# OFDM Receiver and How it work for LTE?

The receiver is like in any other radio system the more complicated part. In radio systems and of course also OFDM there are two special points a receiver has to pay attention to: time/phase and frequency synchronization. Both are crucial for the performance of the receiver. A receiver gets its input from the antenna (or antennas) and the attached low noise amplifier.

A band pass suppresses signals out of the spectrum. The demodulator converts the signal back into the baseband and with this recovers the complex valued data signal. At this step we have the time domain representation of the signal. The time signal is now given to the “De-rotator” which applies to each time sample a phase offset to compensate frequency drifts and global phase offsets. A special unit in the receiver is responsible to determine and track the frequency and phase drifts and calculate the associated correction value for each sample.

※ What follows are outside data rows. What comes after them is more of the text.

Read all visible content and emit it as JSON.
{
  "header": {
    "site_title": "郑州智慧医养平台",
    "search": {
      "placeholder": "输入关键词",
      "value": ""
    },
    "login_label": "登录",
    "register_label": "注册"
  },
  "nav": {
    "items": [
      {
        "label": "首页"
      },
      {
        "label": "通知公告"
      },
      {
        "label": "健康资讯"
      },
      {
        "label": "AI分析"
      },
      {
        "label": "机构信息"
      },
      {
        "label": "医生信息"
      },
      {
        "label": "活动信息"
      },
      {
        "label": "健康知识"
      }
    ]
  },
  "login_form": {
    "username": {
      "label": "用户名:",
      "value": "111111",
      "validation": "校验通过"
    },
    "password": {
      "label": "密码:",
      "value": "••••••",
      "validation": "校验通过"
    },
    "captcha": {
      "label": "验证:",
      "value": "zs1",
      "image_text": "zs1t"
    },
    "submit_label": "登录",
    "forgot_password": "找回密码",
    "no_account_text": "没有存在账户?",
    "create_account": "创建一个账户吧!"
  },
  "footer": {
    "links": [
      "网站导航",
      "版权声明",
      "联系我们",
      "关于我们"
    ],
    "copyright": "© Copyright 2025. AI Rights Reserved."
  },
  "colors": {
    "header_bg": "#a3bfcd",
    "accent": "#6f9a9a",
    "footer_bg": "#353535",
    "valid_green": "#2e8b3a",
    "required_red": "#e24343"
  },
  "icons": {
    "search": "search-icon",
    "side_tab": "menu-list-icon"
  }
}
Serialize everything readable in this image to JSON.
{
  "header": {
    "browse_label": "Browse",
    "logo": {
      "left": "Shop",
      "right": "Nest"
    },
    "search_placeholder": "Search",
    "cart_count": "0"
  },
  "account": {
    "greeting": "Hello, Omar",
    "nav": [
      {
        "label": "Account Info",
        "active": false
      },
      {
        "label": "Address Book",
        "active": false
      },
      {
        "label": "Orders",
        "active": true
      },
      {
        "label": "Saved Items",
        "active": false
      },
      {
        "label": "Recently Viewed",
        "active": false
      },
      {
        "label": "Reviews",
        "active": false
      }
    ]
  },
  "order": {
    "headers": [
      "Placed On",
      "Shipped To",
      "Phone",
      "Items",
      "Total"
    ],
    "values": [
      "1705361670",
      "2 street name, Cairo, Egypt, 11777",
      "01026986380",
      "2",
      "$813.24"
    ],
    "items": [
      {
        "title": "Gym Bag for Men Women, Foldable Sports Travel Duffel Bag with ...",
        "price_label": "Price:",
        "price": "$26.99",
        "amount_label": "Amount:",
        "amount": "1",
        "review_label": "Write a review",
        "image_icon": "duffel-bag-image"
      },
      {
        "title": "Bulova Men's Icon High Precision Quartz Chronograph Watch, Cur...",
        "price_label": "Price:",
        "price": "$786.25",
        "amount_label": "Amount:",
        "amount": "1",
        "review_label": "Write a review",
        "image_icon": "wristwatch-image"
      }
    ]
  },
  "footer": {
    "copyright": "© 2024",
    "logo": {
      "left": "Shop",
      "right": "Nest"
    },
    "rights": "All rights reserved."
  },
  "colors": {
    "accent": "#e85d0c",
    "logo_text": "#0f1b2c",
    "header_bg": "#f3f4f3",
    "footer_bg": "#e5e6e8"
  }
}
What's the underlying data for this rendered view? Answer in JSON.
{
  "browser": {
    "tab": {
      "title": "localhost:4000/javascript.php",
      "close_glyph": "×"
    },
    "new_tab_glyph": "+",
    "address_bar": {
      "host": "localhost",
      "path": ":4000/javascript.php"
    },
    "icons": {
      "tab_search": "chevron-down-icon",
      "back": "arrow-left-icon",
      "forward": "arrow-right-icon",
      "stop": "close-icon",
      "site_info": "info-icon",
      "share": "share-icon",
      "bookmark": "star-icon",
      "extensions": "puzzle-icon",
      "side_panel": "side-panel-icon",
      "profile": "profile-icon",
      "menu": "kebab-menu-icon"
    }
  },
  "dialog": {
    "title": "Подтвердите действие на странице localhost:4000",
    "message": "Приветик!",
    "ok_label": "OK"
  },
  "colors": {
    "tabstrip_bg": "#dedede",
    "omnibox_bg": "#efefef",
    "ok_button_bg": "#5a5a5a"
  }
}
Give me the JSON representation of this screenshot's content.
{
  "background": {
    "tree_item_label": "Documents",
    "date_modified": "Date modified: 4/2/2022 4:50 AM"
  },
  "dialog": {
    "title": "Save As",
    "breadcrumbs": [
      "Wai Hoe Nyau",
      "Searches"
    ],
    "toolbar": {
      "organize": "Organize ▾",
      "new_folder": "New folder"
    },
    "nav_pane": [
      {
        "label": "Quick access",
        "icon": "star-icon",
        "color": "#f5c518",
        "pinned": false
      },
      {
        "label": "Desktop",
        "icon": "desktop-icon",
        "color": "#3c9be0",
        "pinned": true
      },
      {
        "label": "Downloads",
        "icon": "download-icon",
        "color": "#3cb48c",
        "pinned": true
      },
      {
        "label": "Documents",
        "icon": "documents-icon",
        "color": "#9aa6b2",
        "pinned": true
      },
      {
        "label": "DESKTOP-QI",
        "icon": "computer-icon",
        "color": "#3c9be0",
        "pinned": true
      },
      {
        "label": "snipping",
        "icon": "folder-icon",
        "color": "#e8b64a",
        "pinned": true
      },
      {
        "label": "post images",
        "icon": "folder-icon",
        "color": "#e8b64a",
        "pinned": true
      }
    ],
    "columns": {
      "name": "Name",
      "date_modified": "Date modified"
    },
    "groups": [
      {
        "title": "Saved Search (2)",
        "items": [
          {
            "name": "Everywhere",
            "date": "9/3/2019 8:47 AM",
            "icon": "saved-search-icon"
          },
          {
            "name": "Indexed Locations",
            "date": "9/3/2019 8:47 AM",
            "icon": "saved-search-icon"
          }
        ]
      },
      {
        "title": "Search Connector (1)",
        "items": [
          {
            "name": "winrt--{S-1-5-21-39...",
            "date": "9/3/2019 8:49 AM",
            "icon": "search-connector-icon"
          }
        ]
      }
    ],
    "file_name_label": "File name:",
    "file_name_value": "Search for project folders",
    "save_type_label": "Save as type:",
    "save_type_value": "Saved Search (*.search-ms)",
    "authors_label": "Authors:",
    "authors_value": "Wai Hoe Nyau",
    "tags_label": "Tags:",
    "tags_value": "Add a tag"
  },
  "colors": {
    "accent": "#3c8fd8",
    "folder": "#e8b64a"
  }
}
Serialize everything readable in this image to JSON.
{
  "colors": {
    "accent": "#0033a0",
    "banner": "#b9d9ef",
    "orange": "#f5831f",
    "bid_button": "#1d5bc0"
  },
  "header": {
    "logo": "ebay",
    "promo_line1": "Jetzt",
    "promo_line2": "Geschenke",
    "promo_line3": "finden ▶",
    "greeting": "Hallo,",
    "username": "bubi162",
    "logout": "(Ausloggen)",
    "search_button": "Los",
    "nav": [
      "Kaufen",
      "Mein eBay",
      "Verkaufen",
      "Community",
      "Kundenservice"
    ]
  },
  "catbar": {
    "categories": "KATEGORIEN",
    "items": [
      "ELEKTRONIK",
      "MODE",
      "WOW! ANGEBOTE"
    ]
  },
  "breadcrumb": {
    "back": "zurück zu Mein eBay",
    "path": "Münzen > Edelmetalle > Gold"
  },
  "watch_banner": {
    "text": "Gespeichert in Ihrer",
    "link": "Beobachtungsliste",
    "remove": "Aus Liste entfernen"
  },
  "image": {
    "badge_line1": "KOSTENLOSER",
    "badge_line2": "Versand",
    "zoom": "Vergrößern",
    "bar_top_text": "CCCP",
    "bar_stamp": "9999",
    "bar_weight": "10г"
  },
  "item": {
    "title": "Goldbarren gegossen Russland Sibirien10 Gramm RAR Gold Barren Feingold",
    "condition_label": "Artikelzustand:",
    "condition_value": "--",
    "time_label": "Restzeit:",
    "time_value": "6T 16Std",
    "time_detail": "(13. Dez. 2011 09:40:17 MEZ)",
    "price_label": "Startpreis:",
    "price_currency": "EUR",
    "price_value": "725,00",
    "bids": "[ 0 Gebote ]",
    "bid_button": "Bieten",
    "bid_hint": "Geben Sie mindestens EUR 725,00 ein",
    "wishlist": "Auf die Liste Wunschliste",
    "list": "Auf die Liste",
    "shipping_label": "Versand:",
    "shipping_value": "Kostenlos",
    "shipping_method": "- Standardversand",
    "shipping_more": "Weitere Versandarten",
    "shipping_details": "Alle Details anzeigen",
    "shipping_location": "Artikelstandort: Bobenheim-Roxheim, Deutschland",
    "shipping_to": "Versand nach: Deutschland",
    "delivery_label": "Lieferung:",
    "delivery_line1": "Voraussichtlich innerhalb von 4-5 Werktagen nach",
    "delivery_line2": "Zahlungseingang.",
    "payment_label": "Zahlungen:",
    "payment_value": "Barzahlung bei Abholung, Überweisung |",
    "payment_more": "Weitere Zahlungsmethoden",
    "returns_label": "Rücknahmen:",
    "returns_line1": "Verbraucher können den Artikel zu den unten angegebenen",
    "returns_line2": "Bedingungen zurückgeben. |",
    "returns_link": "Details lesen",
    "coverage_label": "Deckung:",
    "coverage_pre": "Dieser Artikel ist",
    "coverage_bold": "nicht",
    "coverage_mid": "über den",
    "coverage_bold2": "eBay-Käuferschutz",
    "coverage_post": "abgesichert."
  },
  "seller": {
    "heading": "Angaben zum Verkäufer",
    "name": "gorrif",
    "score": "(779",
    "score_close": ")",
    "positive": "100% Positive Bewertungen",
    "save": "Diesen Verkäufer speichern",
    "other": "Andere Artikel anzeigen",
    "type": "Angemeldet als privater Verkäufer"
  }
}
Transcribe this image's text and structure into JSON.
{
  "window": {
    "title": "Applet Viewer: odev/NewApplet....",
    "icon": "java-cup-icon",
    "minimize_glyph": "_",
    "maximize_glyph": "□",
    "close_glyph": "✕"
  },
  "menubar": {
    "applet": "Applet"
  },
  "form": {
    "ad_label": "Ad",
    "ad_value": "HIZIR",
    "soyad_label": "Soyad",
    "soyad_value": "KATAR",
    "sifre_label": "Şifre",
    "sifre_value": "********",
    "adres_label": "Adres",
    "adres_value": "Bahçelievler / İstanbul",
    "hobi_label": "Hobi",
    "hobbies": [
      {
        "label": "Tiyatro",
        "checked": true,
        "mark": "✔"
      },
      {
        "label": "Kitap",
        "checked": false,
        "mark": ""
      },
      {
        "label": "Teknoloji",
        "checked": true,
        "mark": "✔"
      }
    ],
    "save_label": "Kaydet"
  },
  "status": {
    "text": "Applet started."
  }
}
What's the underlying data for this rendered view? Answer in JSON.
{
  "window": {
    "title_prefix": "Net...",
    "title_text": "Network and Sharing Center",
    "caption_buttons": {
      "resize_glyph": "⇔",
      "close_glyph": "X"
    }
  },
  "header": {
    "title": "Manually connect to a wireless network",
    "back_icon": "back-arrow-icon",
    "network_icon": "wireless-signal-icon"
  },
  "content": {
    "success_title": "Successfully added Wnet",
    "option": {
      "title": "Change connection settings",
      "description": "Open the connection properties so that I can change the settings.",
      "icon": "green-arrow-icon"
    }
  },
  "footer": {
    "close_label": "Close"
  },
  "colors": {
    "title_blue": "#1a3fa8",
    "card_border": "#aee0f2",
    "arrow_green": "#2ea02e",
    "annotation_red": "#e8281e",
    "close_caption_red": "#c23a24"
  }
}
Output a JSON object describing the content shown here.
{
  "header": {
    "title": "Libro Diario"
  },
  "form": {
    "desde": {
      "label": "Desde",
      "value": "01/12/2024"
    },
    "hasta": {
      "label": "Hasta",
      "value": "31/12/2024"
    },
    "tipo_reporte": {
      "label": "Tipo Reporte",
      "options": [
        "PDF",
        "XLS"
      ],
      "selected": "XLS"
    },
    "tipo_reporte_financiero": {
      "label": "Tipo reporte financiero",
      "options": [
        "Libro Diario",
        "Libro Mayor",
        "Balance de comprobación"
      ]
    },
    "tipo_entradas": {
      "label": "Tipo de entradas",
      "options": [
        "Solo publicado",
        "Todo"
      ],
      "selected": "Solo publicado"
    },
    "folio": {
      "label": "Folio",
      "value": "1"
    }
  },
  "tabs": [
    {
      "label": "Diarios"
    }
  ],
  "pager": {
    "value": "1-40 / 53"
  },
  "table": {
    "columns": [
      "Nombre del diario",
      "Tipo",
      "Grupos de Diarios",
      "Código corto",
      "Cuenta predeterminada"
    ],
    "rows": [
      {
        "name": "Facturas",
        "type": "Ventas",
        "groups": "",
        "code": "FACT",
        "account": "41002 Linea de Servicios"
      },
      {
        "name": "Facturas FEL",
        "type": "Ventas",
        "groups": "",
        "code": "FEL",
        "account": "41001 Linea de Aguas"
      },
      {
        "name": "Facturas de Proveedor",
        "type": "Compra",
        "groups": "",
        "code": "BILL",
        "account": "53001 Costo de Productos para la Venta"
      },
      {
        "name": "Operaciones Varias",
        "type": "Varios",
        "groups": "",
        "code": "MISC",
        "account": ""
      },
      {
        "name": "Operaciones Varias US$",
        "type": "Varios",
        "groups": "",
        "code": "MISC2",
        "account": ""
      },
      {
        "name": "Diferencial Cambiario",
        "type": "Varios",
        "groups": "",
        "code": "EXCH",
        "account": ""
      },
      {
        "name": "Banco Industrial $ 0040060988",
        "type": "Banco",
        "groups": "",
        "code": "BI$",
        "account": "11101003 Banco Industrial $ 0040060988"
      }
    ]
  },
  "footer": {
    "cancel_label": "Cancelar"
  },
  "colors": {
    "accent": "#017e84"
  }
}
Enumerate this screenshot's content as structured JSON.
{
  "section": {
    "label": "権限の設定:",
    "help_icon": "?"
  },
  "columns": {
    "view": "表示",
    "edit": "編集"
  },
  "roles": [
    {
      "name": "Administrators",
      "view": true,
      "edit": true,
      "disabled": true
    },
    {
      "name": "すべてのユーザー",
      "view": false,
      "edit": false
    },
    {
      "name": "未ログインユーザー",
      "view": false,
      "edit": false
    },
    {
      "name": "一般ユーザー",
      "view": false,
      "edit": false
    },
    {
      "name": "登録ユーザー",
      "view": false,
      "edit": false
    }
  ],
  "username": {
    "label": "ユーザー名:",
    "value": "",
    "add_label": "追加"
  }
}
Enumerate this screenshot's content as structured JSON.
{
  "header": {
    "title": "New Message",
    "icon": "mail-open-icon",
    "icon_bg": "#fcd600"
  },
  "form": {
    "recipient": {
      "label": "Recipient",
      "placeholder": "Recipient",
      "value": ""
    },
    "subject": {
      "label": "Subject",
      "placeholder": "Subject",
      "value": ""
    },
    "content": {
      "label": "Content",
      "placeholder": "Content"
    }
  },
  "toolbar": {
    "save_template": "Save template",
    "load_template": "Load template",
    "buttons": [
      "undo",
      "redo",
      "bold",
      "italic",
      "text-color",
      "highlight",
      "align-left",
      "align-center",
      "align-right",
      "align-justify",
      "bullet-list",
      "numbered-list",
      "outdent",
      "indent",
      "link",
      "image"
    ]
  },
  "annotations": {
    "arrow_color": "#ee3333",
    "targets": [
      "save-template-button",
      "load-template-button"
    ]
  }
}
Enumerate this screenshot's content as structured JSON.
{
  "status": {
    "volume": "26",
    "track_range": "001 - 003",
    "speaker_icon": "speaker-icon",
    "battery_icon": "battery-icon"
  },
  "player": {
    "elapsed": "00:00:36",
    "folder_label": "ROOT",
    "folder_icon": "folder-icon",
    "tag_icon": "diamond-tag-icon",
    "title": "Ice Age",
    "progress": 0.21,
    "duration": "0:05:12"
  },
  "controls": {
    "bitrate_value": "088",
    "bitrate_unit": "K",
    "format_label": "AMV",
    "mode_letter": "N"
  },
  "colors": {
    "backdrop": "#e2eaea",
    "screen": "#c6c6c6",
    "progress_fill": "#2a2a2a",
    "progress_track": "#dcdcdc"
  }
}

This is a quite critical task, as errors made here, apply as additional (receiver intrinsic) noise to all data symbols. The frequency and time synchronization unit uses typically as input the autocorrelation of the input time sequence (especially cyclic prefix) and reference (or pilot) symbol interleaved with the data at predefined positions. The corrected signal is now fed into the Fast Fourier Transform (FFT) which implements a fast and efficient algorithm for the discrete Fourier transform to bring the signal back into the frequency domain representation.

In other words the FFT decodes the complex valued data symbols for each subcarrier. Of course before the FFT is applied, the cyclic prefix has to be removed. The recovered subcarrier data symbols are not useful yet, as there might be still distortion from phase offsets and from the channel propagation (multi-path propagation) on it. Thus the next step is to correct the data according to the known channel response.

The channel estimation uses the pilot and reference signals that are interleaved with the normal data at predefined positions to estimate and permanently correct the channel state information. A nice thing of the frequency domain representation is, that a distortion coming from channel propagation and time offset are in first order simple correction factors to each subcarrier, so that no complex filtering is required here.

After we have corrected our data symbols for each subcarrier, the symbol demapping can take place. Here we recover the original bit sequence either as hard decided bits or as soft decided bits. (Soft bits have some advantages in the further processing, namely in the channel decoding.)